In mysql5.5 version: first explain extended analysis statement, and then execute SHOW WARNINGS; the real sql is as follows
SELECT `数据库名`.`user`.`id` AS `id`,`数据库名`.`user `.`name` AS `name`,`数据库名`.`user`.`age` AS `age`
FROM `数据库名`.`user` WHERE <in_optimizer>(`数据库名`.`user`.`id`,<EXISTS>(<primary_index_lookup>(<CACHE>(`数据库名`.`user`.`id`) IN table1 ON PRIMARY)))
In other words, the execution engine optimizes the in statement into an exists statement. Then analyze this sql: first perform a full table scan of the user table, load 500w pieces of data, and then take the id of the user table to the table1 table for matching. 500w pieces of data in the user table result in 500w matches for the table1 table. This SQL is very slow in version 5.5.
In mysql5.7 version
同样先执行 explain extended select * from user where id in (select uid from table1) ;
Then execute SHOW WARNINGS;
Get the real sql as follows
That is to say, in version 5.7, the execution engine optimizes the in sub-query statement into a join connection. From this sql, it can be seen that the table in in is optimized into a driving table, and the outer table in in is optimized into a driven table. The connection method is also in line with our inquiries.

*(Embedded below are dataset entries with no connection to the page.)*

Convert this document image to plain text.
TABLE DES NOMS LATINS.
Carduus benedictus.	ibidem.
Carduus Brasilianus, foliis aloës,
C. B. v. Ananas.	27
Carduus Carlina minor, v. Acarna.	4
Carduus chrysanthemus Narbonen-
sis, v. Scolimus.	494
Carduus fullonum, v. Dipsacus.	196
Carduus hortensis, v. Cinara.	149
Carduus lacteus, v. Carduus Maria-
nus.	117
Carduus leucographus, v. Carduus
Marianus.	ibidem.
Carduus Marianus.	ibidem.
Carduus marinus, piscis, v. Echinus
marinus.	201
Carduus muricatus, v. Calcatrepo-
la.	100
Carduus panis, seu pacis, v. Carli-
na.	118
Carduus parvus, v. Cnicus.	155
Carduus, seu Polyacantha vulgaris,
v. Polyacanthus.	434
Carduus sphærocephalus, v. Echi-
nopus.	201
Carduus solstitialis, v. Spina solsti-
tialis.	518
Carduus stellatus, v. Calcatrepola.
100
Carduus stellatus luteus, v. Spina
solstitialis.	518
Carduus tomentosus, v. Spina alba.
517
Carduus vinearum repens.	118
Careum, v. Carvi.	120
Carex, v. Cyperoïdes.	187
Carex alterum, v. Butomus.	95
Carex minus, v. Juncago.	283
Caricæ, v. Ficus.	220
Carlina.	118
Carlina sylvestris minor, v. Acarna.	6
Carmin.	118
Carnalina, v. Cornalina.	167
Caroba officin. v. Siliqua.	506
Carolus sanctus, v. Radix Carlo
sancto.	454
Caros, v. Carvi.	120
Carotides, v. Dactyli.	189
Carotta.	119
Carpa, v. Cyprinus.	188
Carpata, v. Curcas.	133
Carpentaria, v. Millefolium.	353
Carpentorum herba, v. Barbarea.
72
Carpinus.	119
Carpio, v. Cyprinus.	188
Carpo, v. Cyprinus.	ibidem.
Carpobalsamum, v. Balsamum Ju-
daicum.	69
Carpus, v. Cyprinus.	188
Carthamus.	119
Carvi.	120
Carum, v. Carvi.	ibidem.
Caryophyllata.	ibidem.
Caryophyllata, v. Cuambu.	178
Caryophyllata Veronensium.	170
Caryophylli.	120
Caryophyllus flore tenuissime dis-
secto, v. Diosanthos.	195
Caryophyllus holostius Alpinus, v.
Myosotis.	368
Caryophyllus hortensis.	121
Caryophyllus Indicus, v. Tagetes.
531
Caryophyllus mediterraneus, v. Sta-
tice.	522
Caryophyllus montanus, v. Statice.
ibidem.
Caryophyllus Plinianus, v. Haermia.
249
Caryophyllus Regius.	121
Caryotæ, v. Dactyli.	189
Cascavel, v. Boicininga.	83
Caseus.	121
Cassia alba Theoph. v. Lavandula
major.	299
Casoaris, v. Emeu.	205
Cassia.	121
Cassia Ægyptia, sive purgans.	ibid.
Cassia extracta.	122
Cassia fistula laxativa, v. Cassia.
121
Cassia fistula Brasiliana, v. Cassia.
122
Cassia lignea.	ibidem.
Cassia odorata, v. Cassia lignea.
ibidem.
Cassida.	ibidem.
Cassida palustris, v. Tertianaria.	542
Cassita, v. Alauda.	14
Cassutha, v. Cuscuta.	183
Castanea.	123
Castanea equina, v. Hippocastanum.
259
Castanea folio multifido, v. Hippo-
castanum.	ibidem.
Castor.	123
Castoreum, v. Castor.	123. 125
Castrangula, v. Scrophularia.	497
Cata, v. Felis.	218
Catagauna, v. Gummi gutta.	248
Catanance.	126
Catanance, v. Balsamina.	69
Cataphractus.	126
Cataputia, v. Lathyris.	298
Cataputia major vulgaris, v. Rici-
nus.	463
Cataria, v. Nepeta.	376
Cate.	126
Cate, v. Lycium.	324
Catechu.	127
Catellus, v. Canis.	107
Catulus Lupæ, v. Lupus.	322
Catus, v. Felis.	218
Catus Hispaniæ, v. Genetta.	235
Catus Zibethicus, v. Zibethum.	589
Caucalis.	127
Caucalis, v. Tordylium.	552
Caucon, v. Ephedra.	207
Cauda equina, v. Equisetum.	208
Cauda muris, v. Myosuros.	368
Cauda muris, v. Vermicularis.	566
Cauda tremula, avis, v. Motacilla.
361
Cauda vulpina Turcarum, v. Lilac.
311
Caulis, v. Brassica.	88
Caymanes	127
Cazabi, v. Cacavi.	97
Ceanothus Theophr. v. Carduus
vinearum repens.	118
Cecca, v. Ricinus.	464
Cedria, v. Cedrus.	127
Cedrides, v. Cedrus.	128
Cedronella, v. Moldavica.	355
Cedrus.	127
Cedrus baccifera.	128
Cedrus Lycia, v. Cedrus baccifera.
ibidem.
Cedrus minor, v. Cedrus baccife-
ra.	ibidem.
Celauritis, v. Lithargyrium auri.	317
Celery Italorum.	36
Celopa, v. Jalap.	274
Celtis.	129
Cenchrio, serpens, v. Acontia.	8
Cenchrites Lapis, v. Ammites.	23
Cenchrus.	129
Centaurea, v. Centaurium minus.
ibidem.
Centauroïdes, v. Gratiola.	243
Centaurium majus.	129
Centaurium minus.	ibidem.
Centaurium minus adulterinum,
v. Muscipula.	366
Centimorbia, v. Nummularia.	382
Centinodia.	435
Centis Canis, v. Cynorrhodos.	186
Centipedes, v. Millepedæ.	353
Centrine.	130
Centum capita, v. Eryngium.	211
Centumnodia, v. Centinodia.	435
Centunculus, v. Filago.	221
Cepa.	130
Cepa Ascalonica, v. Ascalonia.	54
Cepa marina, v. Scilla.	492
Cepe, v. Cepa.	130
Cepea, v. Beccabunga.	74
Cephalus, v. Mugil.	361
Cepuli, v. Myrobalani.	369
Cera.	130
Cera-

1.5.4 Scope search analysis
The existing sql is as follows
- SELECT * FROM t_class WHERE id <= 6, its execution plan?
First retrieve the primary key index to get the record from the lowest id=1, and then find the number of records '2,3,4,5,6,7' through a data page with a singly linked list relationship and return it to the server, where the id is judged =7 does not meet the conditions. Terminate the search. Get the result set. \ - SELECT * FROM t_class WHERE id >= 6, its execution plan?
First retrieve the id record with the primary key index id=6 or greater than 6 and closest to 6. Then I feel that this record goes down to find out all the records.